Digital Pedagogy: Allowing Theology Students to Become Theological Educators
In a previous post on this blog, I reflected on a common misperception among students preparing for ordained ministry and other leadership roles in Christian community: that studying theology in a formal sense is not of obvious utility in pursuing and exercising one’s larger vocation. I offered several reasons why that might be the case. And I described an assignment I had developed and used for the first time as a result of participating in the Wabash Center’s Teaching with Digital Media workshop. This project entailed making and sharing memes on theological themes and then reflecting on what was learned through that exercise. The goal was to give them a concrete experience of selecting specific theological concepts to communicate to a specific audience in order to elicit specific formational outcomes. The assignment required students to do small-scale, but active, public theologizing and employ techniques of metacognition to help them perceive more clearly the need for solid theological grounding as part of their formation and, by extension, for the formation they will be responsible for in others.

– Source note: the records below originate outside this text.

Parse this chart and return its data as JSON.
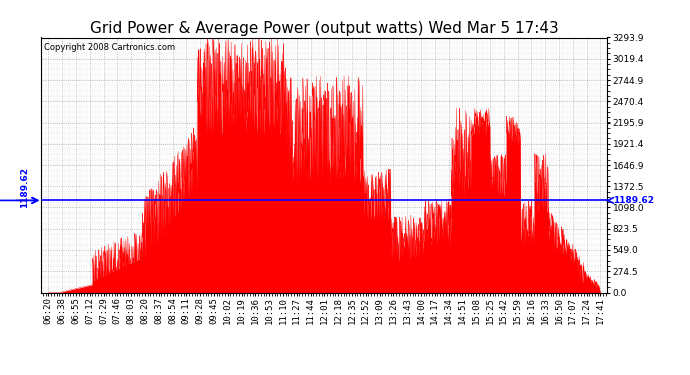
{
  "title": "Grid Power & Average Power (output watts) Wed Mar 5 17:43",
  "copyright": "Copyright 2008 Cartronics.com",
  "avg_value": 1189.62,
  "ymin": 0.0,
  "ymax": 3293.9,
  "yticks": [
    0.0,
    274.5,
    549.0,
    823.5,
    1098.0,
    1372.5,
    1646.9,
    1921.4,
    2195.9,
    2470.4,
    2744.9,
    3019.4,
    3293.9
  ],
  "background_color": "#ffffff",
  "fill_color": "#ff0000",
  "line_color": "#0000ff",
  "grid_color": "#aaaaaa",
  "title_fontsize": 11,
  "tick_fontsize": 6.5,
  "xtick_labels": [
    "06:20",
    "06:38",
    "06:55",
    "07:12",
    "07:29",
    "07:46",
    "08:03",
    "08:20",
    "08:37",
    "08:54",
    "09:11",
    "09:28",
    "09:45",
    "10:02",
    "10:19",
    "10:36",
    "10:53",
    "11:10",
    "11:27",
    "11:44",
    "12:01",
    "12:18",
    "12:35",
    "12:52",
    "13:09",
    "13:26",
    "13:43",
    "14:00",
    "14:17",
    "14:34",
    "14:51",
    "15:08",
    "15:25",
    "15:42",
    "15:59",
    "16:16",
    "16:33",
    "16:50",
    "17:07",
    "17:24",
    "17:41"
  ]
}
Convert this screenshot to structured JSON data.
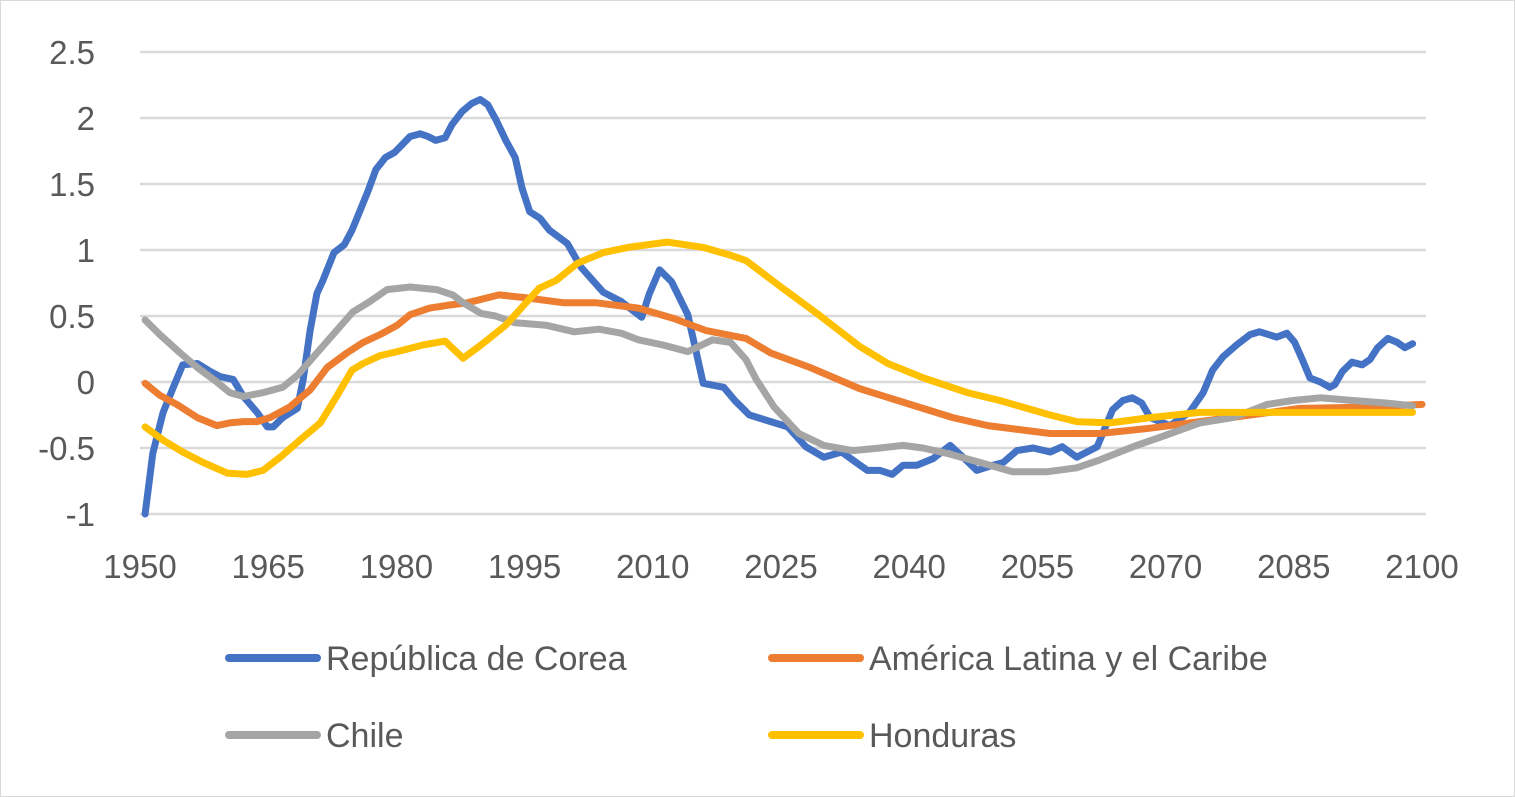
{
  "chart_data": {
    "type": "line",
    "title": "",
    "xlabel": "",
    "ylabel": "",
    "xlim": [
      1950,
      2100
    ],
    "ylim": [
      -1,
      2.5
    ],
    "x_ticks": [
      "1950",
      "1965",
      "1980",
      "1995",
      "2010",
      "2025",
      "2040",
      "2055",
      "2070",
      "2085",
      "2100"
    ],
    "y_ticks": [
      "2.5",
      "2",
      "1.5",
      "1",
      "0.5",
      "0",
      "-0.5",
      "-1"
    ],
    "grid": "horizontal",
    "legend_position": "bottom",
    "series": [
      {
        "name": "República de Corea",
        "color": "#4472C4",
        "points": [
          [
            1950.6,
            -1.0
          ],
          [
            1951.5,
            -0.54
          ],
          [
            1952.7,
            -0.23
          ],
          [
            1953.9,
            -0.04
          ],
          [
            1955.0,
            0.13
          ],
          [
            1956.7,
            0.14
          ],
          [
            1958.2,
            0.08
          ],
          [
            1959.4,
            0.04
          ],
          [
            1960.9,
            0.02
          ],
          [
            1962.1,
            -0.11
          ],
          [
            1963.7,
            -0.23
          ],
          [
            1964.9,
            -0.34
          ],
          [
            1965.6,
            -0.34
          ],
          [
            1966.7,
            -0.27
          ],
          [
            1968.4,
            -0.2
          ],
          [
            1969.1,
            0.02
          ],
          [
            1969.9,
            0.39
          ],
          [
            1970.7,
            0.67
          ],
          [
            1971.4,
            0.77
          ],
          [
            1972.7,
            0.98
          ],
          [
            1973.9,
            1.04
          ],
          [
            1974.8,
            1.15
          ],
          [
            1975.7,
            1.29
          ],
          [
            1976.7,
            1.45
          ],
          [
            1977.6,
            1.61
          ],
          [
            1978.7,
            1.7
          ],
          [
            1979.8,
            1.74
          ],
          [
            1980.7,
            1.8
          ],
          [
            1981.6,
            1.86
          ],
          [
            1982.8,
            1.88
          ],
          [
            1983.7,
            1.86
          ],
          [
            1984.6,
            1.83
          ],
          [
            1985.7,
            1.85
          ],
          [
            1986.5,
            1.95
          ],
          [
            1987.7,
            2.05
          ],
          [
            1988.8,
            2.11
          ],
          [
            1989.8,
            2.14
          ],
          [
            1990.7,
            2.1
          ],
          [
            1991.7,
            1.98
          ],
          [
            1992.8,
            1.83
          ],
          [
            1993.9,
            1.7
          ],
          [
            1994.7,
            1.47
          ],
          [
            1995.6,
            1.29
          ],
          [
            1996.8,
            1.24
          ],
          [
            1997.9,
            1.15
          ],
          [
            2000.0,
            1.05
          ],
          [
            2001.6,
            0.87
          ],
          [
            2004.2,
            0.68
          ],
          [
            2006.3,
            0.61
          ],
          [
            2008.7,
            0.49
          ],
          [
            2009.6,
            0.67
          ],
          [
            2010.8,
            0.85
          ],
          [
            2012.2,
            0.76
          ],
          [
            2014.1,
            0.51
          ],
          [
            2015.9,
            -0.01
          ],
          [
            2018.3,
            -0.04
          ],
          [
            2019.6,
            -0.14
          ],
          [
            2021.3,
            -0.25
          ],
          [
            2023.8,
            -0.3
          ],
          [
            2025.8,
            -0.34
          ],
          [
            2027.9,
            -0.49
          ],
          [
            2030.0,
            -0.57
          ],
          [
            2032.1,
            -0.53
          ],
          [
            2033.8,
            -0.61
          ],
          [
            2035.1,
            -0.67
          ],
          [
            2036.6,
            -0.67
          ],
          [
            2038.0,
            -0.7
          ],
          [
            2039.3,
            -0.63
          ],
          [
            2040.9,
            -0.63
          ],
          [
            2042.8,
            -0.58
          ],
          [
            2044.8,
            -0.48
          ],
          [
            2046.3,
            -0.57
          ],
          [
            2047.9,
            -0.67
          ],
          [
            2049.8,
            -0.63
          ],
          [
            2051.0,
            -0.61
          ],
          [
            2052.6,
            -0.52
          ],
          [
            2054.5,
            -0.5
          ],
          [
            2056.5,
            -0.53
          ],
          [
            2057.9,
            -0.49
          ],
          [
            2059.6,
            -0.57
          ],
          [
            2062.0,
            -0.49
          ],
          [
            2063.8,
            -0.21
          ],
          [
            2065.0,
            -0.14
          ],
          [
            2066.1,
            -0.12
          ],
          [
            2067.2,
            -0.16
          ],
          [
            2068.2,
            -0.27
          ],
          [
            2070.5,
            -0.33
          ],
          [
            2072.8,
            -0.23
          ],
          [
            2074.4,
            -0.08
          ],
          [
            2075.5,
            0.09
          ],
          [
            2076.7,
            0.19
          ],
          [
            2078.3,
            0.28
          ],
          [
            2079.9,
            0.36
          ],
          [
            2081.0,
            0.38
          ],
          [
            2083.0,
            0.34
          ],
          [
            2084.2,
            0.37
          ],
          [
            2085.1,
            0.3
          ],
          [
            2086.0,
            0.17
          ],
          [
            2086.9,
            0.03
          ],
          [
            2088.1,
            0.0
          ],
          [
            2089.2,
            -0.04
          ],
          [
            2089.8,
            -0.02
          ],
          [
            2090.7,
            0.08
          ],
          [
            2091.8,
            0.15
          ],
          [
            2093.0,
            0.13
          ],
          [
            2093.9,
            0.17
          ],
          [
            2094.8,
            0.26
          ],
          [
            2096.0,
            0.33
          ],
          [
            2097.1,
            0.3
          ],
          [
            2098.0,
            0.26
          ],
          [
            2098.9,
            0.29
          ]
        ]
      },
      {
        "name": "América Latina y el Caribe",
        "color": "#ED7D31",
        "points": [
          [
            1950.6,
            -0.01
          ],
          [
            1952.3,
            -0.1
          ],
          [
            1954.3,
            -0.17
          ],
          [
            1956.7,
            -0.27
          ],
          [
            1959.0,
            -0.33
          ],
          [
            1960.5,
            -0.31
          ],
          [
            1962.1,
            -0.3
          ],
          [
            1963.7,
            -0.3
          ],
          [
            1965.2,
            -0.27
          ],
          [
            1967.5,
            -0.19
          ],
          [
            1969.9,
            -0.06
          ],
          [
            1971.9,
            0.11
          ],
          [
            1974.2,
            0.22
          ],
          [
            1976.1,
            0.3
          ],
          [
            1978.1,
            0.36
          ],
          [
            1980.1,
            0.43
          ],
          [
            1981.6,
            0.51
          ],
          [
            1983.9,
            0.56
          ],
          [
            1985.9,
            0.58
          ],
          [
            1988.3,
            0.6
          ],
          [
            1992.0,
            0.66
          ],
          [
            1994.9,
            0.64
          ],
          [
            1999.6,
            0.6
          ],
          [
            2003.4,
            0.6
          ],
          [
            2008.3,
            0.56
          ],
          [
            2012.5,
            0.48
          ],
          [
            2016.2,
            0.39
          ],
          [
            2020.9,
            0.33
          ],
          [
            2023.8,
            0.22
          ],
          [
            2028.4,
            0.11
          ],
          [
            2034.2,
            -0.05
          ],
          [
            2040.1,
            -0.17
          ],
          [
            2045.1,
            -0.27
          ],
          [
            2049.2,
            -0.33
          ],
          [
            2052.8,
            -0.36
          ],
          [
            2056.5,
            -0.39
          ],
          [
            2062.3,
            -0.39
          ],
          [
            2068.2,
            -0.35
          ],
          [
            2074.0,
            -0.3
          ],
          [
            2079.9,
            -0.25
          ],
          [
            2085.7,
            -0.2
          ],
          [
            2093.6,
            -0.19
          ],
          [
            2100.0,
            -0.17
          ]
        ]
      },
      {
        "name": "Chile",
        "color": "#A5A5A5",
        "points": [
          [
            1950.6,
            0.47
          ],
          [
            1952.3,
            0.36
          ],
          [
            1954.7,
            0.22
          ],
          [
            1956.7,
            0.11
          ],
          [
            1959.0,
            0.0
          ],
          [
            1960.5,
            -0.08
          ],
          [
            1962.1,
            -0.11
          ],
          [
            1964.4,
            -0.08
          ],
          [
            1966.7,
            -0.04
          ],
          [
            1968.4,
            0.05
          ],
          [
            1970.7,
            0.22
          ],
          [
            1973.0,
            0.39
          ],
          [
            1974.9,
            0.53
          ],
          [
            1976.9,
            0.61
          ],
          [
            1978.9,
            0.7
          ],
          [
            1981.6,
            0.72
          ],
          [
            1984.7,
            0.7
          ],
          [
            1986.6,
            0.66
          ],
          [
            1987.8,
            0.6
          ],
          [
            1989.9,
            0.52
          ],
          [
            1991.6,
            0.5
          ],
          [
            1993.8,
            0.45
          ],
          [
            1997.5,
            0.43
          ],
          [
            2000.8,
            0.38
          ],
          [
            2003.7,
            0.4
          ],
          [
            2006.3,
            0.37
          ],
          [
            2008.3,
            0.32
          ],
          [
            2011.2,
            0.28
          ],
          [
            2014.1,
            0.23
          ],
          [
            2017.0,
            0.32
          ],
          [
            2019.1,
            0.3
          ],
          [
            2020.9,
            0.17
          ],
          [
            2022.1,
            0.02
          ],
          [
            2024.2,
            -0.19
          ],
          [
            2027.1,
            -0.39
          ],
          [
            2030.0,
            -0.48
          ],
          [
            2033.4,
            -0.52
          ],
          [
            2036.6,
            -0.5
          ],
          [
            2039.3,
            -0.48
          ],
          [
            2041.6,
            -0.5
          ],
          [
            2044.4,
            -0.54
          ],
          [
            2048.3,
            -0.61
          ],
          [
            2052.1,
            -0.68
          ],
          [
            2056.1,
            -0.68
          ],
          [
            2059.6,
            -0.65
          ],
          [
            2062.3,
            -0.59
          ],
          [
            2066.2,
            -0.49
          ],
          [
            2069.3,
            -0.42
          ],
          [
            2074.0,
            -0.31
          ],
          [
            2077.9,
            -0.27
          ],
          [
            2081.9,
            -0.17
          ],
          [
            2084.9,
            -0.14
          ],
          [
            2088.1,
            -0.12
          ],
          [
            2091.9,
            -0.14
          ],
          [
            2095.9,
            -0.16
          ],
          [
            2098.9,
            -0.18
          ]
        ]
      },
      {
        "name": "Honduras",
        "color": "#FFC000",
        "points": [
          [
            1950.6,
            -0.34
          ],
          [
            1952.7,
            -0.44
          ],
          [
            1955.0,
            -0.53
          ],
          [
            1957.4,
            -0.61
          ],
          [
            1960.2,
            -0.69
          ],
          [
            1962.5,
            -0.7
          ],
          [
            1964.4,
            -0.67
          ],
          [
            1966.4,
            -0.57
          ],
          [
            1968.7,
            -0.44
          ],
          [
            1971.1,
            -0.31
          ],
          [
            1973.0,
            -0.11
          ],
          [
            1974.8,
            0.09
          ],
          [
            1976.1,
            0.14
          ],
          [
            1978.1,
            0.2
          ],
          [
            1980.1,
            0.23
          ],
          [
            1983.1,
            0.28
          ],
          [
            1985.7,
            0.31
          ],
          [
            1987.8,
            0.18
          ],
          [
            1989.9,
            0.28
          ],
          [
            1992.8,
            0.43
          ],
          [
            1996.7,
            0.71
          ],
          [
            1998.7,
            0.77
          ],
          [
            2001.2,
            0.9
          ],
          [
            2004.2,
            0.98
          ],
          [
            2007.1,
            1.02
          ],
          [
            2011.7,
            1.06
          ],
          [
            2015.9,
            1.02
          ],
          [
            2019.1,
            0.96
          ],
          [
            2020.9,
            0.92
          ],
          [
            2025.0,
            0.72
          ],
          [
            2029.2,
            0.52
          ],
          [
            2034.2,
            0.27
          ],
          [
            2037.5,
            0.14
          ],
          [
            2041.7,
            0.03
          ],
          [
            2046.8,
            -0.08
          ],
          [
            2050.6,
            -0.14
          ],
          [
            2053.8,
            -0.2
          ],
          [
            2056.5,
            -0.25
          ],
          [
            2059.6,
            -0.3
          ],
          [
            2063.5,
            -0.31
          ],
          [
            2068.2,
            -0.27
          ],
          [
            2074.0,
            -0.23
          ],
          [
            2079.9,
            -0.23
          ],
          [
            2089.6,
            -0.23
          ],
          [
            2098.9,
            -0.23
          ]
        ]
      }
    ]
  }
}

For this semester, I created an assignment that amplified that intention by requiring them to offer a bit of formal theological instruction in a more direct and standard mode, but still in a digital form.
The prompt for the assignment was this:
Imagine that you are the rector of a program-sized parish. In substantive conversation with at least five readings assigned [in the previous unit], create a 5–7 minute presentation to teach your clergy staff about how one’s eschatological imagination can be a resource when engaging those of other faiths or of no faith. Create a TED-style talk, a narrated PowerPoint, a VoiceThread, or a video of another kind that your staff can view on their own time. It must include video, sound other than just your voice, and still images. Think carefully about what it is you want them to know and tailor the use of the technology to ensure that it is communicated to them clearly. Focus on the theology at the heart of your teaching. Ground your theology in the sources and be sure you let your hearers know when ideas are not your own, especially if you quote anyone’s writing.
Students were given a deadline by which these presentations needed to be complete. I then posted them as separate threads in a Moodle forum open to the class. There was then a second deadline by which each student was “required to have watched all of the presentations and to have made substantive comments of a theological and/or pedagogical nature on at least three of them.” Finally, there was a third and final deadline by which students were “required to have replied thoughtfully to all comments made” on their work.
I then viewed all the presentations and read through the discussions, and I assessed the projects based on a previously provided rubric of seven criteria, each with four levels: above standards, meets standards, near standards, and below standards. The seven criteria (with the maximum number of points earnable for each indicated in parentheses) were: use of sources (30), original and critical thinking (15), structure of presentation (15), pedagogy, meaning the clarity and achievement of the presenter’s learning outcomes (10), required elements (10), comments on peers’ presentations (10), and responses to peers’ comments (10).
Interestingly, students were less intimidated by this assignment than by the meme assignment. Presumably, this has to do with the medium: all students have experienced an instructional presentation online, but not all are familiar with the syntax and culture of meme-making.
During the Wabash workshop, we were encouraged to assign multimedia projects of this kind with very short time durations. Nearly universally, however, students bemoaned not having enough time to communicate all they wanted to say, wishing they had been able to provide more nuance in their presentations. I was surprised, but gratified, by this. Next year, I will increase the time limit, but I will also warn them that more time means a greater temptation to wander too far from the central idea the presentation is meant to communicate and that they must diligently maintain that focus throughout.
The extent to which most students readily grasped the importance of providing ongoing theological formation for their clergy staff was highly gratifying. They attended to that task with rich creativity, substantive theology, and an inviting personal presence. As teachers-to-be, I think it was useful for them to see themselves and their colleagues in this role.
Students were eager to discuss pedagogy in the forum, but a little less forthcoming about their specific theological choices. As the one evaluating and providing feedback on their approaches to the theological formation of others, I would like to know more about that and I will ask for more detail about that in the future.
Overall, the use of digital media in connection with this assignment appears to have ignited the imaginations of the students to think about doing theological formation in the milieu they are most likely to do this in their careers: the parish. Education in formal theology in the seminary is meant to equip students for bringing the riches of the theological heritage and discipline to bear in the work of ministry. This assignment seems to have contributed well to that outcome.